Due to the cloud-native nature of Network Cloud, DNOR 2.0 manages the deployment and upgrades of base operating systems, firmware and containerized software. DNOR 2.0 also provides visibility across all levels including the hardware component, firmware, base operating system, network operating system and service containers, as well as across white boxes and clusters of white boxes.
DriveNets said DNOR 2.0 automates root-cause analysis, alarm correlation and proactive monitoring, all of which simplifies troubleshooting and increases network reliability and availability.
It also integrates with other orchestration and lifecycle management platforms. DNOR offers standard northbound APIs for control, automation and integration with third-party cloud and network orchestration systems such OSS/BSS, multi domain orchestrators, inventory management, end-to end-service provisioning and analytics systems.

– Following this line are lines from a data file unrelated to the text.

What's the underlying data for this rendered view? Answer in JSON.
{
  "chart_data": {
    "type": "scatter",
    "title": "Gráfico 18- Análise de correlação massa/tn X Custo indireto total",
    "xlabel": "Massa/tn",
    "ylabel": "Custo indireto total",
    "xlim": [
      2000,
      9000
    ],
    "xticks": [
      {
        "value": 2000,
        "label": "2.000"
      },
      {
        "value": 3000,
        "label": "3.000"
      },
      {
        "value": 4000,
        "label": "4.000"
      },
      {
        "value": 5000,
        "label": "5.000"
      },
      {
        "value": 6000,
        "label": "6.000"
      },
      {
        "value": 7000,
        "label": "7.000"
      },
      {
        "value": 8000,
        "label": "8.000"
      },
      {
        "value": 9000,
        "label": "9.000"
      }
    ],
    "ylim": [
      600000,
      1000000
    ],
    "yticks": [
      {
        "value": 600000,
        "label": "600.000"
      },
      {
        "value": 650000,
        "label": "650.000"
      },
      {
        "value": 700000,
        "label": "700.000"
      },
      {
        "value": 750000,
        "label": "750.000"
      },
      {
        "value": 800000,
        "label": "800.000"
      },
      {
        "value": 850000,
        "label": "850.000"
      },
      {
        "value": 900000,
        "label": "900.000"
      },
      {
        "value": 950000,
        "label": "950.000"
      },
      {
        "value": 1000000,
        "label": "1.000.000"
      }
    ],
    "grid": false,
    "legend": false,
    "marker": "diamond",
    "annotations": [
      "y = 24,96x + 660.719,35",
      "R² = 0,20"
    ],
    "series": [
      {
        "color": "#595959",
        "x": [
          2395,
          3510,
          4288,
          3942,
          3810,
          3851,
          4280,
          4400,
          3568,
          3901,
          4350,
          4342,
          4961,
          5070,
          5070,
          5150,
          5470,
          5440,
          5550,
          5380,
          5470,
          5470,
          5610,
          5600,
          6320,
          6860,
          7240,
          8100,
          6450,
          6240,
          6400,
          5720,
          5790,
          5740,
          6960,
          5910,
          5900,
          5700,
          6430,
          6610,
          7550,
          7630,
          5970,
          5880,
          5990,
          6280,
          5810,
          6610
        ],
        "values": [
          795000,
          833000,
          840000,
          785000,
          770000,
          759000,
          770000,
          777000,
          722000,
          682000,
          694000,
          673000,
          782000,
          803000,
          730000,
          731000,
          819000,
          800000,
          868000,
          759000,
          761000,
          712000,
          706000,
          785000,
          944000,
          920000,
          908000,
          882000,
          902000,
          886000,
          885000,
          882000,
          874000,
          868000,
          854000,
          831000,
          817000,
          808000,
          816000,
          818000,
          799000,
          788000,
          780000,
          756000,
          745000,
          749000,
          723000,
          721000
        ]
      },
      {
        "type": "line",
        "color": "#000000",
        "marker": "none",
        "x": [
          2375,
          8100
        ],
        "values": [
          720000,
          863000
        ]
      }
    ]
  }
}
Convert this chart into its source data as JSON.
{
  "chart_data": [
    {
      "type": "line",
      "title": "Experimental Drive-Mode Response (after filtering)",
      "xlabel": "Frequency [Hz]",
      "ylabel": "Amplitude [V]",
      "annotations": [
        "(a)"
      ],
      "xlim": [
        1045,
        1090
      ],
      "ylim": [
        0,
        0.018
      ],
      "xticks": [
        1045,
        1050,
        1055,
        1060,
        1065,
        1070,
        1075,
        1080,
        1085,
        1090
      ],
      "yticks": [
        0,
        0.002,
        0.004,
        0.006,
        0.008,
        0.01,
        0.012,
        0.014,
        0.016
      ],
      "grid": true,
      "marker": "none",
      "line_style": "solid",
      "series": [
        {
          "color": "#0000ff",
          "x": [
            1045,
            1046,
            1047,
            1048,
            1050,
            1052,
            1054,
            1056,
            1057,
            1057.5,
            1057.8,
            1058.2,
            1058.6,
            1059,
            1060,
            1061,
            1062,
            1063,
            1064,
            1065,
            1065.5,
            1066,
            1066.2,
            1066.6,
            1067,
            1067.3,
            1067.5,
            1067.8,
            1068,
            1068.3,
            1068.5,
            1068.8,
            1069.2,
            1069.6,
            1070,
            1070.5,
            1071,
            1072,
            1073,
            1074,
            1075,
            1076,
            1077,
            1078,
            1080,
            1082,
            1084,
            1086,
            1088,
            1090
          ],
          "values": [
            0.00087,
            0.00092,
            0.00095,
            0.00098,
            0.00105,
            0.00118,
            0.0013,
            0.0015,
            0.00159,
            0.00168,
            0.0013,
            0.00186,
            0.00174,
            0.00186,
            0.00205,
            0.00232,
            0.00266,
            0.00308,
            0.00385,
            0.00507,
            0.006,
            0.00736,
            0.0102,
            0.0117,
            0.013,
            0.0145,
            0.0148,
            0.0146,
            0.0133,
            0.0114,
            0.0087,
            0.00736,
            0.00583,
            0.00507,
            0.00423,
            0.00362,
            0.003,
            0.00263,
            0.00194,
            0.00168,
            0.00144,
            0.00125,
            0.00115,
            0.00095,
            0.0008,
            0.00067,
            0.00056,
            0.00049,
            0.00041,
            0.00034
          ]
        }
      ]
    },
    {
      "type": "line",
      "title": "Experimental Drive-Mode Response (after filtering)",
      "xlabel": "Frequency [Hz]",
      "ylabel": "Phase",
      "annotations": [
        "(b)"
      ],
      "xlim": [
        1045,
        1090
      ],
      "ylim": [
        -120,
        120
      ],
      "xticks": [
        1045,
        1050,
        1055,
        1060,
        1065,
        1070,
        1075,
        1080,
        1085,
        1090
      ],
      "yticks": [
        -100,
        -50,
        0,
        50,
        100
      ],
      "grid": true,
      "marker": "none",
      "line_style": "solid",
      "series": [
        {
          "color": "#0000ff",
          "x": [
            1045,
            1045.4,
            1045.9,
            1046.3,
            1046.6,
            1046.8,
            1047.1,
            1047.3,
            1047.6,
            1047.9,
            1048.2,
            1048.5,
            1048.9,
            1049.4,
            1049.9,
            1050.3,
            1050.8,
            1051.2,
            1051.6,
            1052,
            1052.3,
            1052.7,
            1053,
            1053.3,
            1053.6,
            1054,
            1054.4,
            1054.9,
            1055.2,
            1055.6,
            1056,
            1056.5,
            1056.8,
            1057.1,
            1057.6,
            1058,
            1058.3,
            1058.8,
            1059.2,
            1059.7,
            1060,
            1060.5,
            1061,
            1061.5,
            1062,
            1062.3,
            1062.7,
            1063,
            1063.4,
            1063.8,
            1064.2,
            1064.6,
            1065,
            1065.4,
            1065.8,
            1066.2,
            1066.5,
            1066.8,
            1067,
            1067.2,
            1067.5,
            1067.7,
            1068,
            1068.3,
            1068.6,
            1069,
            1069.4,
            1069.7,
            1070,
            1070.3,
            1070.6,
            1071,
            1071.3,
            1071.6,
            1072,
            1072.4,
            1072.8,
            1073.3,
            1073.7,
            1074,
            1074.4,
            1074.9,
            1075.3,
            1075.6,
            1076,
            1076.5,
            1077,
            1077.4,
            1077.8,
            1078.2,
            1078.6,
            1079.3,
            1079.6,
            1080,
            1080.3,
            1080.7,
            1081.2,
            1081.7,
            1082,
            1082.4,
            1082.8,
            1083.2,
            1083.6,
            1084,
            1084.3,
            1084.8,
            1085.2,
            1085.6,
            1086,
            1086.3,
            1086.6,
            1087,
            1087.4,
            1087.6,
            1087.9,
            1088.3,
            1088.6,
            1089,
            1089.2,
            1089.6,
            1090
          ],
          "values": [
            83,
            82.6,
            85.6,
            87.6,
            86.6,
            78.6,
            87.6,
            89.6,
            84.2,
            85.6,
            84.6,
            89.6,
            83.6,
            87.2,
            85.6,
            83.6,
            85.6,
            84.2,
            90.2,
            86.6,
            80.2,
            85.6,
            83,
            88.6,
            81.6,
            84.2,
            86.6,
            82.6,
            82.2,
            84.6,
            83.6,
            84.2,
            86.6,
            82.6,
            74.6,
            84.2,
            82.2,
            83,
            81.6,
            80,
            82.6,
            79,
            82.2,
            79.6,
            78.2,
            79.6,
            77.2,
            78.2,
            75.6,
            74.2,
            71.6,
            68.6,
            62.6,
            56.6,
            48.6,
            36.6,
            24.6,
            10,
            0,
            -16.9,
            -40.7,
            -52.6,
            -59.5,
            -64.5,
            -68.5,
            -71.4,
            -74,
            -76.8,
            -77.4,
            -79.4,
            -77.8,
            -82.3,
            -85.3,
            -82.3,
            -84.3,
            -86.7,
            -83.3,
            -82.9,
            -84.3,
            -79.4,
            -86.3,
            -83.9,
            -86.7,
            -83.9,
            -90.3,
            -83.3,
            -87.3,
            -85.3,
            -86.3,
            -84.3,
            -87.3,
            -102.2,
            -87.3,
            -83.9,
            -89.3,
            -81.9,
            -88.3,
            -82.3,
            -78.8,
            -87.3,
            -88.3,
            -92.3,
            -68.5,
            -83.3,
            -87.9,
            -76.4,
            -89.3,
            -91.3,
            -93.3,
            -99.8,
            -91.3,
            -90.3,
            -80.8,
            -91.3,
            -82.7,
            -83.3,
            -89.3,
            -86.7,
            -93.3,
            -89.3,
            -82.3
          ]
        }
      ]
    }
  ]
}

RELATED: Spotlight is on DriveNets with AT&T's deployment
In September, perhaps to the surprise of no one, AT&T acknowledged for the first time that DriveNets was indeed providing core-networking routing software for its next-gen core network. More than a year ago, AT&T put its specifications for its distributed disaggregated chassis (DDC) white box architecture into the Open Compute Project (OCP.) On the same day last year, DriveNets announced its Network Cloud routing software was first on the market to support the DDC model.
In a previous interview with FierceTelecom, Susan said DriveNets was in various stages of discussion with about 20 Tier 1 service providers around the world to deploy Network Cloud.
DriveNets was founded in 2015 by Susan and Hillel Kobrinsky. Kobrinsky, who had a career stop at AT&T, serves as the company's chief strategy officer.